Valero Energy Corporation (VLO) is an independent petroleum refining and ethanol producing company doing business in the United States, Canada, the United Kingdom, and Ireland. It operates through two segments, (1) Refining and (2) Ethanol. In the refining segment, the company turns crude oil into gasoline and distillates and markets those products at the wholesale and retail level. As of December 31, 2016, the company owned 15 petroleum refineries with a combined throughput capacity of approximately 3.1 million barrels per day. It markets its refined products through the wholesale rack and bulk markets; and through approximately 7,400 outlets under the Valero, Diamond Shamrock, Shamrock, Ultramar, Beacon, and Texaco brand names. It also operated convenience stores at many of these gas stations and truck stops. In its other segment, the company produces and sells ethanol, distiller grains, and corn oil primarily to refiners and gasoline blenders, as well as to animal feed customers. It owns and operates 11 ethanol plants with a combined ethanol production capacity of approximately 1.4 billion gallons per year. In addition, it operates a 50-megawatt wind farm. In the last 4 quarters, the company made $2.1 billion ($4.53 per share) on $82 billion of revenue.

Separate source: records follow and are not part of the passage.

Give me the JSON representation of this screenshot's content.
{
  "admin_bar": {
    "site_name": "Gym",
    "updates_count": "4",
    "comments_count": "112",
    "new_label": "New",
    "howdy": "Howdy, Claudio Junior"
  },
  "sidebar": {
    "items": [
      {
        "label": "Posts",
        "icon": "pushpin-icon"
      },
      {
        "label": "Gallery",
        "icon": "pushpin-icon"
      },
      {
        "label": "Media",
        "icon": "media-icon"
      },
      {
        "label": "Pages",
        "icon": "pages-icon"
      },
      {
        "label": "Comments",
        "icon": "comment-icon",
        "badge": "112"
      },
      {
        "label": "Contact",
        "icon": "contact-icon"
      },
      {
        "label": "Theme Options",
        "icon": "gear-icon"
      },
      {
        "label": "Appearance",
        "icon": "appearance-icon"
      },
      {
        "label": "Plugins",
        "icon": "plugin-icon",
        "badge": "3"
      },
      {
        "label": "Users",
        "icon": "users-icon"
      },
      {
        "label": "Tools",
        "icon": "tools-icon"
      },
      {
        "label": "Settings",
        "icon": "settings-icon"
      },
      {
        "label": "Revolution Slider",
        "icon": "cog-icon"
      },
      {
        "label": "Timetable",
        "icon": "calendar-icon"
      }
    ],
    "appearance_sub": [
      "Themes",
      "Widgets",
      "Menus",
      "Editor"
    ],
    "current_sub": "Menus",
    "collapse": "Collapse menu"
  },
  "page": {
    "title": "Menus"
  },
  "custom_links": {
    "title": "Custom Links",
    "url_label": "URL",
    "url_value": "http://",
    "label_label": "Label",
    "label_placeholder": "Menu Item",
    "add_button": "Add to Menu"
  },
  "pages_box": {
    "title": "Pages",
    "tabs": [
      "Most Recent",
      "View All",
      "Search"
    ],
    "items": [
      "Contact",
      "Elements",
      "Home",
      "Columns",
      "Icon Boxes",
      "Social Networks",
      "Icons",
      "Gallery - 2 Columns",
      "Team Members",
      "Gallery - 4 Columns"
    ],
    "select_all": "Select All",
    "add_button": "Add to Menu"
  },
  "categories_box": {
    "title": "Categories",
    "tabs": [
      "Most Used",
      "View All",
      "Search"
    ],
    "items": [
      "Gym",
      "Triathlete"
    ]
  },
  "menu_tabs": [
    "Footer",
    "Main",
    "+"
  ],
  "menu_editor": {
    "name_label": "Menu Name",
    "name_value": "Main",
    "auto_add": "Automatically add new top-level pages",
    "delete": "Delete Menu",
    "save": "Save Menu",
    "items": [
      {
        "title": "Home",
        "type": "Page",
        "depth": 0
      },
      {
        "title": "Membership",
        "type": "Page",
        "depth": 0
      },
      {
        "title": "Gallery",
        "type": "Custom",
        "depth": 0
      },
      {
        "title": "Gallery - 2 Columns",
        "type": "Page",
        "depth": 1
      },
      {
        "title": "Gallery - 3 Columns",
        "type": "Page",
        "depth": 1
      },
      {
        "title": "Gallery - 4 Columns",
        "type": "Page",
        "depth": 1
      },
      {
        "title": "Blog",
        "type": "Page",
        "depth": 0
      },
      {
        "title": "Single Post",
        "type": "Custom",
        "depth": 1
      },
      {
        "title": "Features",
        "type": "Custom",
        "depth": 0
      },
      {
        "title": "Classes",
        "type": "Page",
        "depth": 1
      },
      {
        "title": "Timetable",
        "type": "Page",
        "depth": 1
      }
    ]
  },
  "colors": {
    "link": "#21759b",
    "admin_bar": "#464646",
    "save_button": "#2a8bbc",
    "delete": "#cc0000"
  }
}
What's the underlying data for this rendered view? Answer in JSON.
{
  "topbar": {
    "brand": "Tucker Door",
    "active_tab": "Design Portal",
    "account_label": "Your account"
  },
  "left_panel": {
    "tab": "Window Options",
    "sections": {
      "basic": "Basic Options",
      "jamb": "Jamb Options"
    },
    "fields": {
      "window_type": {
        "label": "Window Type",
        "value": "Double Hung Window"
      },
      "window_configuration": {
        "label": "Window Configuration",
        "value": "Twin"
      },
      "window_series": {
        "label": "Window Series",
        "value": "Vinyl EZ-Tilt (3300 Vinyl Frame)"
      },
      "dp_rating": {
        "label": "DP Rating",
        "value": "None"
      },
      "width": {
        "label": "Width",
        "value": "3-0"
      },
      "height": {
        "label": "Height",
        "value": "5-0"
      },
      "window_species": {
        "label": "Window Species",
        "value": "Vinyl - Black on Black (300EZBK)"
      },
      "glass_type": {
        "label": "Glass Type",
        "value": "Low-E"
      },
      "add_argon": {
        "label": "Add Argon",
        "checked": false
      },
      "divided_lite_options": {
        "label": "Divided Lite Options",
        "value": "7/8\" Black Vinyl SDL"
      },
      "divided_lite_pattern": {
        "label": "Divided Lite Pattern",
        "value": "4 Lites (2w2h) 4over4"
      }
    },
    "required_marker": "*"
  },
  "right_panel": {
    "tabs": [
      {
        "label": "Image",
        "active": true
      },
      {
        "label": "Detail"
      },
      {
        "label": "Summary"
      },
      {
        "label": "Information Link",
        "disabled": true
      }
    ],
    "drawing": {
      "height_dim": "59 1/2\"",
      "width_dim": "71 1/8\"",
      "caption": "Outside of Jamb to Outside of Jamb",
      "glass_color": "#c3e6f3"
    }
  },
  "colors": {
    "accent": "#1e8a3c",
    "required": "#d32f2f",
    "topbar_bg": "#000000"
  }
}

The refining business has been operating in the sweet spot economically for quite some time now. Global refining capacity is in balance and with US oil production and there is a growing demand for refining capacity. This has helped maintain refining margins. An easy way to keep an eye on the potential profitability of an oil refinery is to monitor the crack spread. The crack spread measures the difference in price between crude oil prices and the price of gasoline and distilled products like kerosene and jet fuel. The chart below shows the near futures price of gasoline and the crack spread. It shows that crack spread has been fairly steady even as the price of gasoline moves around substantially. It is currently around $0.40 per gallon of gas which means it is about $16.80 per barrel of oil.
The crack spread for distilled products is about $0.30 per gallon ($12.60 per barrel) at the moment and is more volatility. It is somewhat depressed from levels seen the last few years, so it has some room to rise which would help profitability.
VLOs share price has been in a trading range the past 3.5 years and it looks like it is about to break out of that range to the upside. RSI is neutral but trending higher and momentum is slowly turning higher. If the stock does indeed breakout of the trading range, standard technical analysis projections suggest the price could move the width of the trading range or about $30.
Valuation is supportive of the bullish case. The shares are priced at a PE of 14 based on trailing earnings and 11 based on analyst’s expectations of next year’s earnings. The company will be reporting earnings on or about July 27, and we think they will hit expectations and may exceed them as the industry enters the summer driving season. In addition, EV/EBITDA is at 8 indicating the company is currently trading a modest multiple of cash flow. With this free cash flow, the company regularly repurchases shares typically repurchases shares. In 2016 the company repurchased 7.2% of its shares and in 2015, the company’s share count shrunk by 5.7%.
In the final analysis, we think VLO is a good company in a steady to growing industry with a share price that is probably too low and we think the share price is poised for a repricing. Continuous repurchases certainly support the share price and as the share count continues to shrink, the P/E will rise. If you own the stock we suggest you keep it. If you are a stock only investor and the addition of VLO would improve the diversification of your portfolio, we suggest you buy it. If you would like to take a bullish position with limited risk, we suggest you consider buying a put spread risk reversal. This is a synthetic call that one can modify to minimize the cash paid up front or maximize a credit. With the stock trading at $64.75, we recommend the following structure.
To initiate this trade, the investor will collect a nominal $13 upfront per put-spread risk-reversal. The breakeven level is $64.87, which is very close to the current price. We chose to sell a slightly in the money put to generate premium and to give more leverage to an upside move. The efficient market hypothesis suggests there is a 46% chance of success on this trade. The most one can lose on the trade is $737, which is more risk than we typically like to take, but it is the price we have to pay for the upside leverage. We would suffer that loss if the share price fell to $57.50 or below. We think there is a very low probability event, but it could happen if the price of oil falls further and energy investors throw the baby out with the bathwater. Since the position is long a call, it has infinite upside potential.
As a final note on trading tactics, we think the stock is poised to break out of the trading range, so we are prepared to buy here. For those looking for technical confirmation that the move in probably underway, you can wait for the breakout to occur. And remember, always use limit orders.